Wednesday 24 July 2013
Today the Court of Appeal handed down its decision on the case brought by the HS2 Action Alliance against the Government, in which the Alliance argues that a Strategic Environmental Assessment should have been carried out on the proposed HS2 line, and that by not doing so the Government is in breach of EU legislation.
The three Court of Appeal judges considering HS2 Action Alliance’s case were divided on whether a Strategic Environmental Assessment (SEA) should have been undertaken for the proposed high speed line. Two judges (the Master of the Rolls and Lord Justice Richards) found against HS2AA and one judge (Lord Justice Sullivan) found for HS2AA.
In light of this split decision HS2AA asked that the Supreme Court, the highest court in the land, now hear the matter and the Court of Appeal granted this request.
The SEA case rested on four key issues. Whilst, on three of these, all three judges agreed HS2AA was right, on the fourth, only one judge agreed with our position.

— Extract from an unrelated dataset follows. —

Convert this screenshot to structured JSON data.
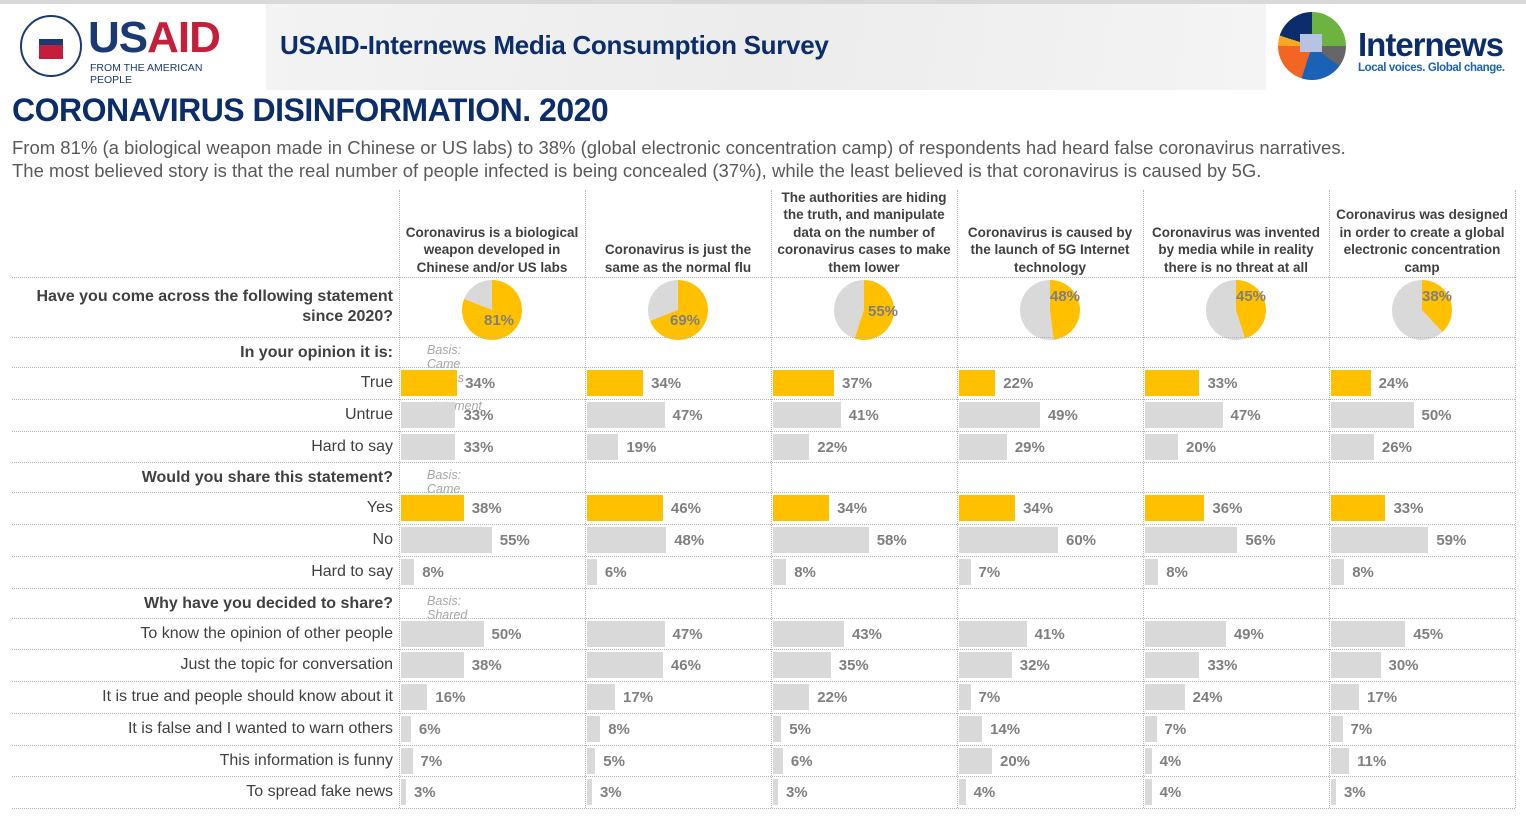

Commenting on the decision, Hilary Wharf, director, HS2AA, said;
“We will continue our fight to make sure that the Government does not duck its environmental responsibilities over HS2. We can see from the Phase 1 Draft Environmental Statement that cost savings are the top priority rather than protecting irreplaceable landscapes for future generations. The Government must properly take the environment into account.
“There is little case law on the specific point of law on which we lost. We are confident that our position is a strong one and we are pleased that the Court has allowed our appeal to the Supreme Court.
“It’s concerning however that we have to go to the highest court in the land to make the Government give the environment the respect it deserves”.